As she thinks it over, I take a closer look at her. The hoodie she wears had seen better days, the fabric stretched out and the dark blue color faded. It doesn’t do much to hide her shape, though. Those curves that don’t belong on someone so delicate.
The strong, capable lines of her legs. Clearly, her body was made for motion. Work. She hadn’t come here just to pose on the porch with the woods as a backdrop for her profile picture.
I should turn back to the fireplace to make sure nothing is smoldering there, but instead I find myself standing longer than necessary, just taking her in. When she laughs again, throwing her head back a little this time, I realize I could stare at her all day without getting bored.
But I can’t do that now. The breeze is turning into wind, and the sun will be setting any minute.
Meanwhile, she can’t stay here.
For her own safety, of course.
That is what I told myself as I turn toward the door and go back outside. “The chimney’s blocked solid. It’s not safe to light a fire here right now.”
She looks up, soot smudged on her cheek, but those green eyes sharp and alarmed. “So, what, you want me to just freeze to death?”
I meet her stare, that stubborn chin lifting like she is daring me to say yes. “No, you’re coming with us.”

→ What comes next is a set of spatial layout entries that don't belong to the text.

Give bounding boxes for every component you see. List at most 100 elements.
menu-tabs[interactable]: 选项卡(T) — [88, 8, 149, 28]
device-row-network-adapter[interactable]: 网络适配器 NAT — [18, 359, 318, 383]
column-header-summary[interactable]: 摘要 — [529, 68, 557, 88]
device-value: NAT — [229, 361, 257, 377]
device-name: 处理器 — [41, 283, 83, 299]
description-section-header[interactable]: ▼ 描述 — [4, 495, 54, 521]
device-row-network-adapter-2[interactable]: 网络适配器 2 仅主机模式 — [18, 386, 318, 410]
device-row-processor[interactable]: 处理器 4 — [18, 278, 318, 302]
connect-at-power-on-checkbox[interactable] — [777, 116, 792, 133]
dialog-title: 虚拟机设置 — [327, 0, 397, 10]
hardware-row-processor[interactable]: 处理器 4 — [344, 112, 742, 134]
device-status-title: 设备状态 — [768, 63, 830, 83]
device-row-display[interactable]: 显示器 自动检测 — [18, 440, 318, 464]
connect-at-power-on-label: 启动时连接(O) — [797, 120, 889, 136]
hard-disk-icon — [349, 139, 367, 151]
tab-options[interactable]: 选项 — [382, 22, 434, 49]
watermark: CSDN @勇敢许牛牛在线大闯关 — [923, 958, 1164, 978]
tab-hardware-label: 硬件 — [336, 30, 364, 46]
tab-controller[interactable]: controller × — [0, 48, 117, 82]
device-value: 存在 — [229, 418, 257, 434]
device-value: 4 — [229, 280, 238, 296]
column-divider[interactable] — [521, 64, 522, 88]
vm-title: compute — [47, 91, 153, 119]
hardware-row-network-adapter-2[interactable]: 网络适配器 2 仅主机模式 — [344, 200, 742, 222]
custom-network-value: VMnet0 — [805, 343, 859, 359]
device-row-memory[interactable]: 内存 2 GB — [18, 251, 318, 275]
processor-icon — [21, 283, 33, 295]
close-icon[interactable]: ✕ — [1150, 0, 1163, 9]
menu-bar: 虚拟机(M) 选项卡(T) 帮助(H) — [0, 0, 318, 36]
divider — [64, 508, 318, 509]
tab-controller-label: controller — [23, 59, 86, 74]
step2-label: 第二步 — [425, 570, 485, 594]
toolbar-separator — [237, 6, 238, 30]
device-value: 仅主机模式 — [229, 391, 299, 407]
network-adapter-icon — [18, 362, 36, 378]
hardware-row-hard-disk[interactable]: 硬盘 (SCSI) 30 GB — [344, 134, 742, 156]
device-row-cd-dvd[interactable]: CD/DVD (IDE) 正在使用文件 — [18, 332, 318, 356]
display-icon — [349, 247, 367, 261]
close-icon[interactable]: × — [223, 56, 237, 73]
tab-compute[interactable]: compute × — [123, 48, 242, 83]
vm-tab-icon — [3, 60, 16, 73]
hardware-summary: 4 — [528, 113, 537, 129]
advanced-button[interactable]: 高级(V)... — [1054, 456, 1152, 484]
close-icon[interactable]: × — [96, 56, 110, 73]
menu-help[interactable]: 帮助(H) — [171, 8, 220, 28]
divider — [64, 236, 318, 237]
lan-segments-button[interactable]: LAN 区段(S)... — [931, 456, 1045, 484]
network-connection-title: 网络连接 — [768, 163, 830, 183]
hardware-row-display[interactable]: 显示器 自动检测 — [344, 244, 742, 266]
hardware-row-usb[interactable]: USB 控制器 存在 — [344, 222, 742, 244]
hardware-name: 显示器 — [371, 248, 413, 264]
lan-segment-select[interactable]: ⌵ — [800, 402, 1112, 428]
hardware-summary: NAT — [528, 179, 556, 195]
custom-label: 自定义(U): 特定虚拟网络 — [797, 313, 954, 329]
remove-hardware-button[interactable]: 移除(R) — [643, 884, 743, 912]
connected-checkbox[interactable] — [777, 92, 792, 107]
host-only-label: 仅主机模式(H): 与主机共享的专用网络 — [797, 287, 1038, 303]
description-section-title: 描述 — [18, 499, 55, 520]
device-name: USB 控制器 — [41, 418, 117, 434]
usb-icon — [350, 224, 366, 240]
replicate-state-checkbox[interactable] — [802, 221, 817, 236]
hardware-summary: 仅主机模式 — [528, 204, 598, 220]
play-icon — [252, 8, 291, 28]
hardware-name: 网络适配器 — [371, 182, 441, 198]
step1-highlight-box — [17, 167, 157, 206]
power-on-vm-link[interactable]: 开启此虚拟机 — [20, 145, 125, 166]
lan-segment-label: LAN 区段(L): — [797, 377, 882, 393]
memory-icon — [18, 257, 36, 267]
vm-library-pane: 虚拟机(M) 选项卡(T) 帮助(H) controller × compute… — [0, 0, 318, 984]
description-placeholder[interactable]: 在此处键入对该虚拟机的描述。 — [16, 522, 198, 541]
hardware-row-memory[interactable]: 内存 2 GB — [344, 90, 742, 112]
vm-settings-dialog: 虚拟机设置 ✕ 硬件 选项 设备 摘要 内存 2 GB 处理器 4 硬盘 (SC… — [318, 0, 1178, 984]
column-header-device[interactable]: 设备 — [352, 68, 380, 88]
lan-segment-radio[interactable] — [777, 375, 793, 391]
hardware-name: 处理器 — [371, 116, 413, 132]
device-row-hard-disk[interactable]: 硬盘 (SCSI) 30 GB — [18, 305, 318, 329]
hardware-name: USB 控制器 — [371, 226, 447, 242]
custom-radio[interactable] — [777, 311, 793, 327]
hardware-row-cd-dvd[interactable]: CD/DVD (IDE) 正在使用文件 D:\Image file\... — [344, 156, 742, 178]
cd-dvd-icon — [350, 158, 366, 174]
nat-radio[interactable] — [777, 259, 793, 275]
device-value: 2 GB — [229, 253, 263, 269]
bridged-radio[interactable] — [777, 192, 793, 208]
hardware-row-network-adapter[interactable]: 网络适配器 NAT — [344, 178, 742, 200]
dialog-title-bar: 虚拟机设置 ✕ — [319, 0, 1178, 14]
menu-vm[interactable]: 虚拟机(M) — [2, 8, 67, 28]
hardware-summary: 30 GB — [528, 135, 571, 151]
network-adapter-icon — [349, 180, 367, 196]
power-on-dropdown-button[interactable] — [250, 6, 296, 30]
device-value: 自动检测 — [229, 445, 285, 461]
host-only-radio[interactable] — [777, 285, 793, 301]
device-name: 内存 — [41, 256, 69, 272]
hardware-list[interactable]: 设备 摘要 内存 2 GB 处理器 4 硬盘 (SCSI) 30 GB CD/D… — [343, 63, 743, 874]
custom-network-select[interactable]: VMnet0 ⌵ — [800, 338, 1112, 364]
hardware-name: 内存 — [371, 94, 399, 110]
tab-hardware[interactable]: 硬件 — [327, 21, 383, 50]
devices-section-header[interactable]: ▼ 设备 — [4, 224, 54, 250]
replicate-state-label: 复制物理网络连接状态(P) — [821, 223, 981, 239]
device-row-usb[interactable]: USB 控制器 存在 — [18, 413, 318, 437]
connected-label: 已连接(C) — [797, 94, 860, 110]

Dillon and Chance are still on the porch, and if I’d had any doubts about where their heads were, one look at them cleared it up.
They’re both watching her, not being subtle about it either.
Chance with that quiet, assessing stare of his, Dillon with a grin that said he was already halfway in trouble.
The girl, for her part, stands her ground like she’d done this a hundred times before. With one hand on her hip and her chin up high, she’s covered in smoke, dust, and attitude.
The poor thing has no idea what she’s just walked in to, but I can’t help wondering if, when all is said and done, she may actually end up liking it.